You'd like to make an export of a selection of documents, perhaps from a set of search results. These could be a set of documents tagged with a project or grant ID for example.
Exporting a selection of items is possible in the web interface. Since 1.69.19, this is also available in the API.
This feature enables searching and listing of ELN data to be exported for governance or regulatory purposes.
This recipe is developed on MacOSX Bash but should be transferable to other Unix/Linux environments
You'll need curl
, awk
and jq
; all are readily available from package managers.
RSpace 1.69.19 or later is required - earlier versions don't support selection-based export.
Before starting make sure you have your API key. Export your key and URL as variables, e.g.
export RSPACE_API_KEY=mykey
export RSPACE_URL=https://myresearchspace.com/api/v1
A full listing is in ExportSearchResults.sh
query=$1
format=$2
## step 1
if [ -z "$query" ] ; then
echo "no query specified, exiting"
exit 1
fi
if [ -z "$format" ] ; then
echo "no format specified, defaulting to HTML"
format=html
elif [ "$format" != "html" ] && [ "$format" != "xml" ] ; then
echo "Invalid format $format - must be 'xml' or 'html', exiting"
exit 1
fi
## step 2 get a comma-separated list of ids
ids=$(curl -s -H "apiKey: $RSPACE_API_KEY" "$RSPACE_URL/documents?query=$query" | jq --raw-output -r '.documents | map(.id) | join(",")')
echo "Found ids to export: $ids"
## continue if we have search results
if [ -z "$ids" ] ; then
echo "No search hits for query $query, exiting" ;
exit 1
fi
## step 3 now we submit our export job:
jobLink=$(curl -s -X POST -H "apiKey: $RSPACE_API_KEY" "$RSPACE_URL/export/$format/selection?selections=$ids" | jq -r '._links[0].link')
## step 4
## we can monitor the status - here we extract the statusa and percentComplete fields
stat=$(curl -s -H"apiKey: $RSPACE_API_KEY" $jobLink | jq -r '. | .status +":" + "\(.percentComplete)"')
pcComplete=$(echo $stat | awk -F ":" '{print $2}')
status=$(echo $stat | awk -F ":" '{print $1}')
## step 5 iterate and sleep 5 seconds until COMPLETED
while [ "$status" != "COMPLETED" ] ; do
echo "$status: Percent complete: $pcComplete, sleeping 5s"
sleep 5
stat=$(curl -s -H"apiKey: $RSPACE_API_KEY" $jobLink | jq -r '. | .status +"|" + "\(.percentComplete)"')
pcComplete=$(echo $stat | awk -F "|" '{print $2}')
status=$(echo $stat | awk -F "|" '{print $1}')
done
## step 6 get size and download link
data=$(curl -s -H "apiKey: $RSPACE_API_KEY" $jobLink | jq -r '. | "\(.result.size)" + "|" + ._links[0].link')
downloadLink=$(echo $data | awk -F "|" '{print $2}')
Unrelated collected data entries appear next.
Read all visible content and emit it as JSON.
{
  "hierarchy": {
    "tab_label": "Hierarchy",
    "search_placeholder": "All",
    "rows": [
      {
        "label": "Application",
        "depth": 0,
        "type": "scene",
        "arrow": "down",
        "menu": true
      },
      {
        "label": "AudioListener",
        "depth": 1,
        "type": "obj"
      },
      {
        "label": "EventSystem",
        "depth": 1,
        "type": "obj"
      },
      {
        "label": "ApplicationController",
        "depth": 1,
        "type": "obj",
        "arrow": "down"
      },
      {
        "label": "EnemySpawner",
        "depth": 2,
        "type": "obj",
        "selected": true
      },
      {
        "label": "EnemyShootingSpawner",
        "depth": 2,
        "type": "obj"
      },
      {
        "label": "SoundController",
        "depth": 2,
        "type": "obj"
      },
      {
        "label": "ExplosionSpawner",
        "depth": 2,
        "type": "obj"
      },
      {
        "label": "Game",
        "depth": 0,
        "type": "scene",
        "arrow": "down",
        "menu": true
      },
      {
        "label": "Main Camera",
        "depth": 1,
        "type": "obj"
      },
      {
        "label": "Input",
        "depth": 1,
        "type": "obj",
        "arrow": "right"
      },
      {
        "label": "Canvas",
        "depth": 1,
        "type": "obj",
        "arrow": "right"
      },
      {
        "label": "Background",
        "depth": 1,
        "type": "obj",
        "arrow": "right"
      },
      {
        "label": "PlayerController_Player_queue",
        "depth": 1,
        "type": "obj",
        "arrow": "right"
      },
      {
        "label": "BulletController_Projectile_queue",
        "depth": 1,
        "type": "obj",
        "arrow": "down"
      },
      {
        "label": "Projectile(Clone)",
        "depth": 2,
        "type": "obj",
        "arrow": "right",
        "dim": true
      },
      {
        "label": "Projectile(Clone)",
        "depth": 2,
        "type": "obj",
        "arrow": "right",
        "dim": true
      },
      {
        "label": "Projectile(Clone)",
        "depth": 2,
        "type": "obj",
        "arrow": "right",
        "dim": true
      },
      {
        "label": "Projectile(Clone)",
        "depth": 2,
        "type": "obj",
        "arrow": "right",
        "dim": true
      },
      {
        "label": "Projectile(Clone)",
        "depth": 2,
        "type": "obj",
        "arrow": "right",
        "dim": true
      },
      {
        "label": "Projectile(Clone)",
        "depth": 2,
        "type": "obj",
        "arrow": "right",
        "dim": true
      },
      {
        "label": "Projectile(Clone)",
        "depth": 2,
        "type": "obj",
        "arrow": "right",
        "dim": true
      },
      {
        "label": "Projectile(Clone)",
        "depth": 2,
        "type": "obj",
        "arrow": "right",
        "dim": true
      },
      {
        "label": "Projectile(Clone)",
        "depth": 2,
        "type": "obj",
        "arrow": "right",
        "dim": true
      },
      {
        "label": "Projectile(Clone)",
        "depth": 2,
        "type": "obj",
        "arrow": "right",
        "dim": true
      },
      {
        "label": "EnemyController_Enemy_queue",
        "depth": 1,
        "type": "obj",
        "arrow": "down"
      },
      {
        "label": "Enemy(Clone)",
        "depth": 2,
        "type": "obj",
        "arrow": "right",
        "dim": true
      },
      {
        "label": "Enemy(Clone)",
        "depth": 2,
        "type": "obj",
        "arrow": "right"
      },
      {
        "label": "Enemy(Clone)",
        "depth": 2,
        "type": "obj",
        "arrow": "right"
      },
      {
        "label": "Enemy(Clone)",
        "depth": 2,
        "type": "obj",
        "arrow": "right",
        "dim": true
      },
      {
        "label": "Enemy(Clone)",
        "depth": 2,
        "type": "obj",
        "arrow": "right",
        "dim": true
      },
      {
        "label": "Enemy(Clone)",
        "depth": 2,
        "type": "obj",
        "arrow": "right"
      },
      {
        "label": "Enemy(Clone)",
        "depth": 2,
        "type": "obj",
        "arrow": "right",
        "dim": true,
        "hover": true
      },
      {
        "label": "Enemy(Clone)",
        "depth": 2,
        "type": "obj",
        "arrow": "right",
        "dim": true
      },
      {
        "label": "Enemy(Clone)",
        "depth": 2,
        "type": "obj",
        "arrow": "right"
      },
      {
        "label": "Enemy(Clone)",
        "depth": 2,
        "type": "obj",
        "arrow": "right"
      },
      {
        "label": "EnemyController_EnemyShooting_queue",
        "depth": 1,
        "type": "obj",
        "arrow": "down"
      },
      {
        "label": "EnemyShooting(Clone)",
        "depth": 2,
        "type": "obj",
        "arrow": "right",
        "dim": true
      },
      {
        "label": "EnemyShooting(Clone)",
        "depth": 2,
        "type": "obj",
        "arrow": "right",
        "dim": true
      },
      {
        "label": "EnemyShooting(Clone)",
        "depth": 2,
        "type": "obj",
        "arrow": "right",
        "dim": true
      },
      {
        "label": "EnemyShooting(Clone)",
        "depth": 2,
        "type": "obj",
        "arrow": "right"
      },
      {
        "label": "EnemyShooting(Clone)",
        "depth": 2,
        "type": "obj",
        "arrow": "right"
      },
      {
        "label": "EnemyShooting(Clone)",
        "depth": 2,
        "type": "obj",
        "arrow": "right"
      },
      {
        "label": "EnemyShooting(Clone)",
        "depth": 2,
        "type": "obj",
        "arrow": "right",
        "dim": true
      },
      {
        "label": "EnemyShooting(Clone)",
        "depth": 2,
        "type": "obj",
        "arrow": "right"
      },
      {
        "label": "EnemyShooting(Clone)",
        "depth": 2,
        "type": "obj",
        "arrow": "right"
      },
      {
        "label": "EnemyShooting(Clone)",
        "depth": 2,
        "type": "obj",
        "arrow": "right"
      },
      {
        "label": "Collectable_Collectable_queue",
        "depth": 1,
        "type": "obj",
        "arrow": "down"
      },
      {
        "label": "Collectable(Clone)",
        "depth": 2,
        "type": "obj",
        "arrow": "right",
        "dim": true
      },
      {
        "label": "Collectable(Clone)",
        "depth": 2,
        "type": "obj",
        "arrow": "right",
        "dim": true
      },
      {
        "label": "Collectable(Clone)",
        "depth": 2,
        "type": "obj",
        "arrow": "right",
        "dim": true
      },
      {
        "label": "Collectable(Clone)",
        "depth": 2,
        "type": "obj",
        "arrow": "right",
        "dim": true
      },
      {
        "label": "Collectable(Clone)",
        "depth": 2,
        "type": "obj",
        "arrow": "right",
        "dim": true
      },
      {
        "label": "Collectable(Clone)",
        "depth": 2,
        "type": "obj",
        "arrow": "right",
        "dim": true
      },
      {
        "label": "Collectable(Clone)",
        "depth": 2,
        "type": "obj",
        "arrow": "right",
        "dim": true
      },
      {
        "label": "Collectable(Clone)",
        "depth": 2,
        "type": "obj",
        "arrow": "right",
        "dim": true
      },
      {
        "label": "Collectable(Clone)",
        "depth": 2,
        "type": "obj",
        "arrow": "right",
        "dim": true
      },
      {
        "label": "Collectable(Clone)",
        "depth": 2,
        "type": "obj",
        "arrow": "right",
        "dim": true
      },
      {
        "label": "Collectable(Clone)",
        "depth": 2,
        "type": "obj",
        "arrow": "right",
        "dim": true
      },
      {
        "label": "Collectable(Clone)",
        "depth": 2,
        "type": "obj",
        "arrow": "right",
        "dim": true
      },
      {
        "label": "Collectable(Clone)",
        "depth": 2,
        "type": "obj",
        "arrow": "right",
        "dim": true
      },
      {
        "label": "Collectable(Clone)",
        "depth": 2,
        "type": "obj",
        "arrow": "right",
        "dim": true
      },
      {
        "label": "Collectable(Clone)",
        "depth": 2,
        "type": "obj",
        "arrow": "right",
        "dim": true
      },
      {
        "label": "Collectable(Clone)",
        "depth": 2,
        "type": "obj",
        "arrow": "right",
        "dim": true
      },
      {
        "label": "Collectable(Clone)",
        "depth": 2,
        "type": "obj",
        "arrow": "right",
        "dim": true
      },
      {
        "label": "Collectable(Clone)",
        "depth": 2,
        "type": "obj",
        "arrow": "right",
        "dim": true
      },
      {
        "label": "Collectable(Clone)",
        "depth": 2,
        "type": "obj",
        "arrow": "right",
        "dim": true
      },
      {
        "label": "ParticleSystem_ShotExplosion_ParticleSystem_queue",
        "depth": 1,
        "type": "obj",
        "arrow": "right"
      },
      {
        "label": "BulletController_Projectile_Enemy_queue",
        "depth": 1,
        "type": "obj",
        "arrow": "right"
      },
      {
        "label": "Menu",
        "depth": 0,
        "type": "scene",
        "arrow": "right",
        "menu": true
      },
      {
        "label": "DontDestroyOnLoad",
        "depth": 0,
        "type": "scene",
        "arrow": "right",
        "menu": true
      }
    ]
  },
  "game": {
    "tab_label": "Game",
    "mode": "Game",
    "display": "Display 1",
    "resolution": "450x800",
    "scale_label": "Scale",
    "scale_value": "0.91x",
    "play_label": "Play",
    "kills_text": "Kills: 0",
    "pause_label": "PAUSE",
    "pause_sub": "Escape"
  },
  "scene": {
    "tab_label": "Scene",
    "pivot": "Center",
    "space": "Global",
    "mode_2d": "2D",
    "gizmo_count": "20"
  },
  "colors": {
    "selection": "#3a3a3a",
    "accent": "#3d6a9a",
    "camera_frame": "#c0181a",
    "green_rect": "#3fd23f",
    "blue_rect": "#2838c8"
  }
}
size=$(echo $data | awk -F "|" '{print $1}')
echo "Completed, size is $size bytes".
echo "Download link is $downloadLink"
echo "Use this command to download:"
## step 7
## print out the command to actually download
fileName=$(echo $downloadLink | awk -F "/" '{print $NF}')
echo "curl -s -H\"apiKey: \$RSPACE_API_KEY\" $downloadLink -o $fileName"
This script makes heavy use of curl
, jq
and awk
commands.
- Here we perform simple argument validation to ensure that search term is present, and, if an export format is selected, that it's a valid choice.
- Now we perform a simple search using
/document?query=
endpoint. This searches globally all over RSpace documents. If there's no search hits, we exit here. We format the search response into a comma-separated list of ids suitable for passing to export command. - We submit the export job. This will perform some checking on the server - it can take a while to return, if you are exporting 000s of items.
- We get a 'Job' response, hopefully it will be in the 'STARTING' phase.
- We iterate and poll for job status until it is completed.
- Once completed, we extract the download link to get hold of the archive. We don't download it automatically as you might want to check the size of the download.
- The script finishes by printing out the download command.
There are various ways this script could be modified and enhanced, e.g. by altering the polling interval or calculating it dynamically from the rate at which the percentComplete
value changes.
If you have a set of work or a project in a folder that you want to export, you could miss out on the searching and just start at step 3, hard-coding the folder or notebook ids you want to export. By scheduling this weekly you get make weekly snapshots of your project for auditing or regulatory purposes.
Here we showed how to develop a workflow capability to search and download content from RSpace in archive format. From here, the archive could be sent to a backup system or a research data repository.